Cassiano Neves outlined Portugal’s benefits in this regard. The NHR tax regime offers tax advantages for ten years, taxing active income at a flat 20 per cent. Foreign income may be subject to exemptions. Portugal’s immigration routes, such its ‘golden visa’, plus no wealth or inheritance taxes, make it an attractive jurisdiction.

Tancioni highlighted Italy’s incentives. Italy has immigration benefits such as investor visas and promotes employment. The authorities favour ‘quality migrants’, including skilled workers and HNWIs. Tax breaks include a €100k flat tax on foreign income for new HNWI residents for 15 years and varied exemptions for workers and athletes. Pensioners also enjoy a seven per cent tax rate on foreign income for ten years, and there are inheritance or gift tax exemptions for generational transfers.

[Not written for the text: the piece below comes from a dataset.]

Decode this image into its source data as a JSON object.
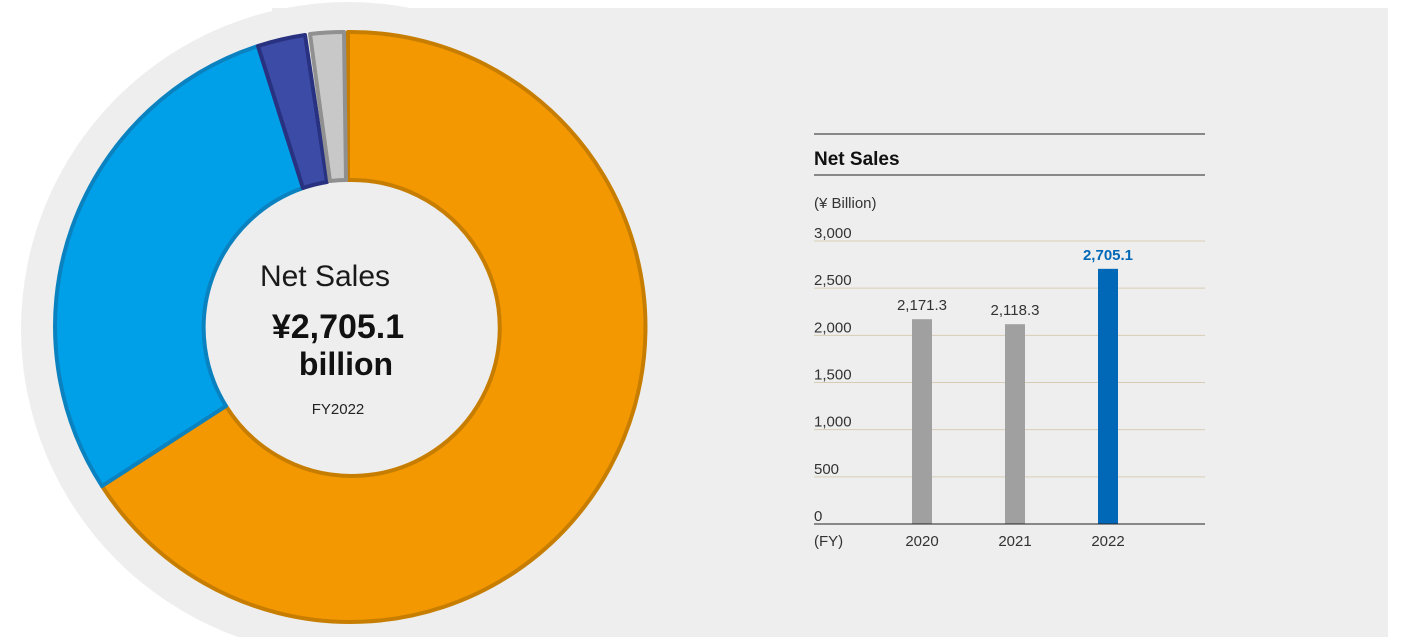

On completion of this analysis, the panellists were invited to discuss the jurisdiction-specific taxation in each country.

Delion provided details on France’s tax system, noting a potential 45 per cent income tax on worldwide earnings and certain special provisions, such as the 12.8 per cent flat tax on specific income types. Social contributions can go up to 17.2 per cent for all income types. High earners may have an added surtax. France levies a wealth tax on property, and inheritance and gift taxes with rates up to 45 per cent or 60 per cent. The country also has controlled foreign company (CFC) rules, and the inpatriate regime offers a 6.4 per cent flat tax rate on foreign passive income.

Cassiano Neves described Portugal's NHR tax regime. Eligible individuals are subject to a 20 per cent tax rate on specific income types, tax exemptions are applicable to some foreign incomes and there's a 10 per cent tax rate on foreign pension income. Notably, Portugal doesn't tax crypto-assets held for over a year or certain pieces of art, unless they are linked to a business. The country also lacks several other taxes, which makes it appealing for relocation.

Tancioni discussed Italy's beneficial tax regime for HNWIs, including a €100k flat tax on foreign income and varied tax rates on Italian income. Italy has certain exceptions and conditions, such as a five-year lockup for certain capital gains. Migrants also receive employment income tax exemptions, which differ based on residency location. Italy’s individual residency criteria and anti-avoidance rules necessitate careful consideration.

Orsolon explained that Brazil underwent significant tax changes in 2023, including alignment with the Organisation for Economic Co-operation and Development (OECD) model rules. There are also ongoing discussions in the country on several tax reforms and prospective changes.


In essence, HNWIs should diligently assess the tax implications in each jurisdiction before deciding on relocation, considering potential exit taxes or special tax regimes.